The Tax Code invalidates the possibility to sell Ukrainian real estate without paying taxes in Ukraine through the sale of corporate rights of foreign legal entities. From now on, a non-resident buyer must register with the Ukrainian tax authorities and withhold a 15% tax from the non-resident buyer’s income obtained from the sale of an investment asset.
It is important to understand that only corporate rights of foreign legal entities (the Ukrainian companies were left aside) are recognised as an investment asset and only subject to certain conditions. In particular, a foreign company must hold at least 50% of shares of a Ukrainian company, the authorised capital of which is more than by 50% formed at the expense of real estate throughout a year preceding the transaction.
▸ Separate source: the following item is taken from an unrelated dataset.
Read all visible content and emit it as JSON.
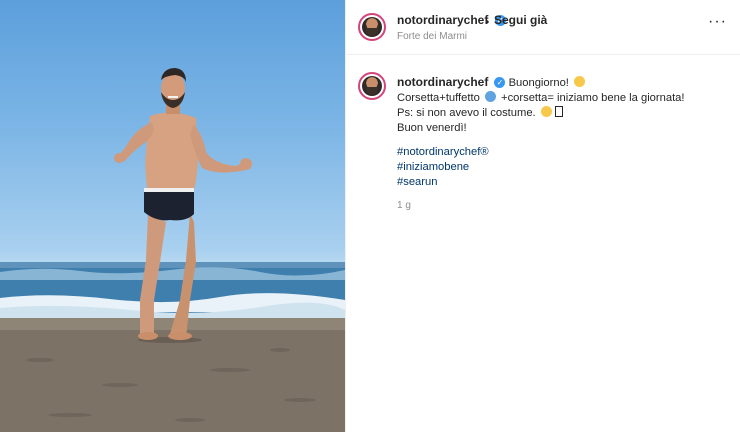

The Code contains very interesting and ambiguous provisions on determining the value of real estate, which are likely to be clarified soon.
CFC Rules
 
The new rules of taxation of income of controlled foreign companies, which may come into effect from January 1, 2021, are likely the most widely discussed. The new rules will de facto allow Ukraine to charge taxes on incomes of foreign companies (including partnerships and trusts) controlled by residents of our state. The rules for determining the control are quite universal and will be rather hard to avoid. For instance, a foreign company may be recognised as controlled by a Ukrainian resident if the latter conducts transactions with banking accounts of a foreign company, holds negotiations on the CFC entering into agreements or has the power of attorney to hold such negotiations and sign agreements for more than 1 year.
At the same time, rules on CFC taxation contain a lot of exceptions from which one may benefit. For instance, a CFC will not be charged taxes for its income in Ukraine unless the company’s income is 50% or more passive income, or if the company pays corporate income tax at the effective tax rate of 13% or more. Moreover, even passive income may be recognized as active for taxation purposes should it be possible to prove that the company is actually present and that it has staff and fixed assets.
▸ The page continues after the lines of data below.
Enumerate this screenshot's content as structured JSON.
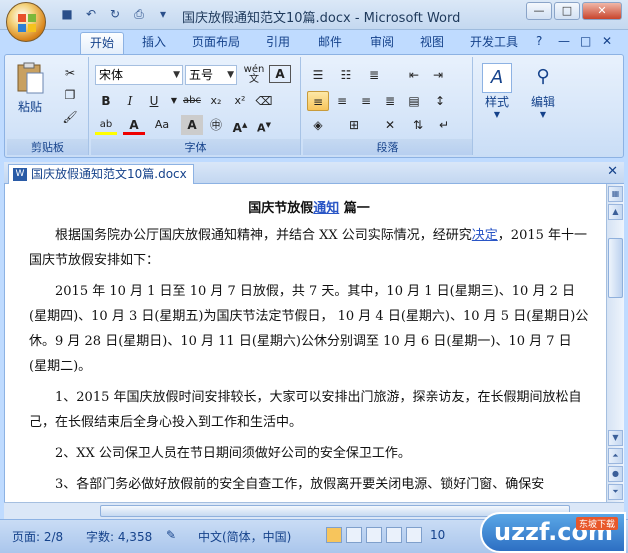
{
  "window": {
    "title": "国庆放假通知范文10篇.docx - Microsoft Word"
  },
  "ribbon_tabs": [
    "开始",
    "插入",
    "页面布局",
    "引用",
    "邮件",
    "审阅",
    "视图",
    "开发工具"
  ],
  "clipboard": {
    "paste": "粘贴",
    "label": "剪贴板"
  },
  "font": {
    "name": "宋体",
    "size": "五号",
    "wen": "wén",
    "label": "字体"
  },
  "paragraph": {
    "label": "段落"
  },
  "styles": {
    "label": "样式"
  },
  "editing": {
    "label": "编辑"
  },
  "document_tab": "国庆放假通知范文10篇.docx",
  "document": {
    "title_pre": "国庆节放假",
    "title_link": "通知",
    "title_post": " 篇一",
    "p1_pre": "根据国务院办公厅国庆放假通知精神，并结合 XX 公司实际情况，经研究",
    "p1_link": "决定",
    "p1_post": "，2015 年十一国庆节放假安排如下：",
    "p2": "2015 年 10 月 1 日至 10 月 7 日放假，共 7 天。其中，10 月 1 日(星期三)、10 月 2 日(星期四)、10 月 3 日(星期五)为国庆节法定节假日， 10 月 4 日(星期六)、10 月 5 日(星期日)公休。9 月 28 日(星期日)、10 月 11 日(星期六)公休分别调至 10 月 6 日(星期一)、10 月 7 日(星期二)。",
    "p3": "1、2015 年国庆放假时间安排较长，大家可以安排出门旅游，探亲访友，在长假期间放松自己，在长假结束后全身心投入到工作和生活中。",
    "p4": "2、XX 公司保卫人员在节日期间须做好公司的安全保卫工作。",
    "p5": "3、各部门务必做好放假前的安全自查工作，放假离开要关闭电源、锁好门窗、确保安"
  },
  "status": {
    "page": "页面: 2/8",
    "words": "字数: 4,358",
    "language": "中文(简体，中国)",
    "zoom": "10"
  },
  "watermark": {
    "main": "uzzf.com",
    "sub": "东坡下载"
  }
}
And, finally, provisions of the Tax Code on CFCs will be further clarified and amended and are likely to come into effect by January 1, 2021.
What to think about right now
Considering the large number of new introductions, we recommend that businesses take measures that will help them avoid penalties and potential disputes with the tax authorities. In particular, we suggest conducting an audit of all agreements with non-residents and determining and confirming that such agreements contain a business purpose. As a result of such an audit, it will be possible either to change the structure of a transaction or to determine the correct withholding tax rate.
Concerning cooperation with non-residents, we suggest determining the risks of the emergence of a permanent establishment in Ukraine, taking measures on minimising them or registering a permanent establishment.
Concerning controlled foreign companies, firstly, we suggest determining whether or not your company can be recognised as a CFC and, secondly, checking if benefits on non-payment of CFC income tax in Ukraine are applicable to you. Following the results of the analysis it should be decided what will be the most feasible option for you: to administer a CFC or to enjoy a benefit and liquidate a CFC while paying no taxes.